2016-04-06
Joshua Wong speaks to the media after a vote at the city’s legislature in Hong Kong, June 18, 2015.
AFP
Hong Kong student leader Joshua Wong accused HSBC of “political censorship” on Wednesday after he was denied permission to set up bank accounts for himself and his fledgling political party.
Wong said the bank turned down two separate applications to set up accounts, one in joint names for his new political party and one for his personal use.
“They may think I’m quite politically sensitive, and they need to adopt political censorship,” Wong, 19, told Agence France-Presse.
HSBC gave no detailed reasons for the refusal, repeating instead that the decision was for “business reasons.” HSBC operates more than 170 branches across the internal border in mainland China, he said.
The setback for Wong comes amid a political war of words over the advocacy of some young activists for independence for the former British colony. Hong Kong was promised that its existing freedoms would continue under the terms of the 1997 handover to Beijing.
Civic Passion member held
Wong’s banking woes come as Hong Kong police detained Alvin Cheng, a member of the political group Civic Passion, on suspicion of access to a computer with dishonest or criminal intent and theft, government broadcaster RTHK reported.
The police detained Alvin Cheng after he posted a video on his Facebook page calling for books using simplified Chinese to be removed from the city’s libraries.
Despite a mini-constitution guaranteeing freedom of expression, Hong Kong officials have recently warned of “limits” to free speech after a new political group, the Hong Kong National Party (HKNP), announced it would campaign in the forthcoming legislative elections on a pro-independence platform, and against the Basic Law that underpins the city’s legal system.
The growing public debate around independence, which is often broached by younger activists who, like Wong, were deeply involved in the 2014 Occupy Central pro-democracy movement, also sparked horrified responses from Chinese officials.
Wong told RFA that calls for independence only emerged in Hong Kong after Beijing ruled out fully democratic elections for the city, in an Aug. 31, 2014 decree that allowed everyone a vote, but only for a slate of candidates picked by a pro-China committee.
Hong Kong‘s Legislative Council (LegCo) voted that electoral reform plan down last June, and partial democratic electoral arrangements remain in place.
‘Patriotic education’
Since disbanding the academic activist group Scholarism, which came to prominence amid a 2012 campaign against Beijing’s “patriotic education” program aimed at bringing Communist Party-style education into Hong Kong’s schools, Wong has set up his own political party called Demosisto.
The group plans to field candidates in LegCo elections later this year, and has pledged to work for “self-determination.” China pledged not to interfere in the running of Hong Kong, under a pledge known as the ‘one country, two systems’ policy.

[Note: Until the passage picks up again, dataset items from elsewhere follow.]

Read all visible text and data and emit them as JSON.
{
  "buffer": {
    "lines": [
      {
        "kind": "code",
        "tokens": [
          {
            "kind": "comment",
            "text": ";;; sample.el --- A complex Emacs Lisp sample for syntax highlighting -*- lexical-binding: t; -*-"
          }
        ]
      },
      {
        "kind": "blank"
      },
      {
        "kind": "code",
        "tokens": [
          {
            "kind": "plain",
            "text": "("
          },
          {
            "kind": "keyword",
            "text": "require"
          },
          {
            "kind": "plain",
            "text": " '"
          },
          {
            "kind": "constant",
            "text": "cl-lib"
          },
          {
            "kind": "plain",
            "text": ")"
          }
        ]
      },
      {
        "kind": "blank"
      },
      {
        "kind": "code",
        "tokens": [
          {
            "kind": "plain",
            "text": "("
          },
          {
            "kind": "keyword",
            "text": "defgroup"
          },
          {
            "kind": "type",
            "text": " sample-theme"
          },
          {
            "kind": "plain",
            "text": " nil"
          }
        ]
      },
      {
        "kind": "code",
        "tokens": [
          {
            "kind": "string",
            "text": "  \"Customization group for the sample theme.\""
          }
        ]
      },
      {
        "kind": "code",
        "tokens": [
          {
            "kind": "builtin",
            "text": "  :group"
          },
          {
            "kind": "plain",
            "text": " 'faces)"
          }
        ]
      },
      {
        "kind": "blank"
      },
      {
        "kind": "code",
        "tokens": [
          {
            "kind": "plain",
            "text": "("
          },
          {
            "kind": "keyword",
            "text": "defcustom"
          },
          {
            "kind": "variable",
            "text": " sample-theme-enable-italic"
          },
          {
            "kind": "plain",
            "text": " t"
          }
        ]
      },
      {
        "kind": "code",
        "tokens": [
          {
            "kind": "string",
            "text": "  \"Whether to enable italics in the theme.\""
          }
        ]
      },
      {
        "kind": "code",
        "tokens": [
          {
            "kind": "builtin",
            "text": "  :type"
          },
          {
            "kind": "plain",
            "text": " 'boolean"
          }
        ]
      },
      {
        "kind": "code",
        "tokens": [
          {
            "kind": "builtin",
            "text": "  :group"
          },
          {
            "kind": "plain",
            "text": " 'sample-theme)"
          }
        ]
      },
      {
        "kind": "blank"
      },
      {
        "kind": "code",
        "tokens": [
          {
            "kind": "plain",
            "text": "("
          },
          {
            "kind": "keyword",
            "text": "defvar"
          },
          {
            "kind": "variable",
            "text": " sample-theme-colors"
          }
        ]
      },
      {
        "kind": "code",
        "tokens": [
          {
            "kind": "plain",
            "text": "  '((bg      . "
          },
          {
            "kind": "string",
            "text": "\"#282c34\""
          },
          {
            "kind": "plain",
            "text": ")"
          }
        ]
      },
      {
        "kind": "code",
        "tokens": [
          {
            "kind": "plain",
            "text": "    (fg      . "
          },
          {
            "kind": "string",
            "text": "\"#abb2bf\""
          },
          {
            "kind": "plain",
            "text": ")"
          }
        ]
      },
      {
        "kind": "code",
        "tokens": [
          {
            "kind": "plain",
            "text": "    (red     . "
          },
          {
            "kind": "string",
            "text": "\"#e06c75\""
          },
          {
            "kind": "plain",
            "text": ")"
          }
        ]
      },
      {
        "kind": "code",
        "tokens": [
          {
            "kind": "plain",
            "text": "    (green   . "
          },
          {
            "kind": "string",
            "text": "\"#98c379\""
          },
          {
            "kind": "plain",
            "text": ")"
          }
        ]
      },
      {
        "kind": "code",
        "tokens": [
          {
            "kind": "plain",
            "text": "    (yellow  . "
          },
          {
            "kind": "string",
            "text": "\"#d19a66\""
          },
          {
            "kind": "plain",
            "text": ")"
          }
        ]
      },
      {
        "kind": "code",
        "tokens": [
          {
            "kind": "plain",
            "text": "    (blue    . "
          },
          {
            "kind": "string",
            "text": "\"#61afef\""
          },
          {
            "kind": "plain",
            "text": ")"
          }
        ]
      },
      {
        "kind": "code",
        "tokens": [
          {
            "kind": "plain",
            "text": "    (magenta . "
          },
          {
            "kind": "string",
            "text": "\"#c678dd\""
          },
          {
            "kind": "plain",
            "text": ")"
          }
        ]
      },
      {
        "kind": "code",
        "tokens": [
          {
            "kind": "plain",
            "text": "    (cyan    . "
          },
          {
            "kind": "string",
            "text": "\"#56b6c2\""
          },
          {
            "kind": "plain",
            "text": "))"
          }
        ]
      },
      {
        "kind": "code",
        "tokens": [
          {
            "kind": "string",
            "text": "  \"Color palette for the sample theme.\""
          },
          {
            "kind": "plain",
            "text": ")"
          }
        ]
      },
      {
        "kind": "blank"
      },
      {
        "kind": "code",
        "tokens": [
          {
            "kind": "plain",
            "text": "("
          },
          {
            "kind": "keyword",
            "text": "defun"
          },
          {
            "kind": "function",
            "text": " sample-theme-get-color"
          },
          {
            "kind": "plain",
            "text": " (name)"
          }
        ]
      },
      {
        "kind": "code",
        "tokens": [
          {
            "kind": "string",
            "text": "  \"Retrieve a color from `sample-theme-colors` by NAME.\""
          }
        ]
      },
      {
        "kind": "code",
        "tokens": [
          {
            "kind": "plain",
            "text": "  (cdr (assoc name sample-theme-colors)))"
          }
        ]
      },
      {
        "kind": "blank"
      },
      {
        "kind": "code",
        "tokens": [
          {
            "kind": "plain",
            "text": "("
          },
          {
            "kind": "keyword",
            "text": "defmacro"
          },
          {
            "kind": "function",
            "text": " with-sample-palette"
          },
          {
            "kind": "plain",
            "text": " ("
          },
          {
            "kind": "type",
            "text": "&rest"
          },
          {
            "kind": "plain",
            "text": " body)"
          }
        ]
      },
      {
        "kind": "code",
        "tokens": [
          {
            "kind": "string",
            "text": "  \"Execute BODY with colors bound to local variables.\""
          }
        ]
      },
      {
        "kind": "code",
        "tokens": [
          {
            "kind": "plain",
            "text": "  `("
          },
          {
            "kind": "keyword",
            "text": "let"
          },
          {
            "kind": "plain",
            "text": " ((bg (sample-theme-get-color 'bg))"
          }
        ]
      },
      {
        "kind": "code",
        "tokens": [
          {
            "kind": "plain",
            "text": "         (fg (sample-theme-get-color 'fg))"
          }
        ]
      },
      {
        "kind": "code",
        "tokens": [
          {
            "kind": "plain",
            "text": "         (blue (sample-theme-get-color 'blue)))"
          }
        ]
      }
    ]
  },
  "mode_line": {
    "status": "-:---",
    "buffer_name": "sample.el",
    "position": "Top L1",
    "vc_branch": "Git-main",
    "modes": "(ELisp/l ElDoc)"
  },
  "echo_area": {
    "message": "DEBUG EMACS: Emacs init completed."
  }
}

But the recent ‘disappearances’ of five booksellers who were planning an expose on Chinese President Xi Jinping, one of them from their workplace within Hong Kong’s separate jurisdiction, have sparked concerns that Beijing is no longer keeping that promise.
A string of violent attacks and threats targeting outspoken media personalities, as well as repeated comments from Chinese officials and state media on the city’s vibrant political scene, have added to concerns that the city’s autonomy may be a thing of the past.
“The trend towards independence for Hong Kong is occurring because there are no other options left,” Wong said. “Under Chinese rule, we can’t enjoy proper democracy or autonomy.”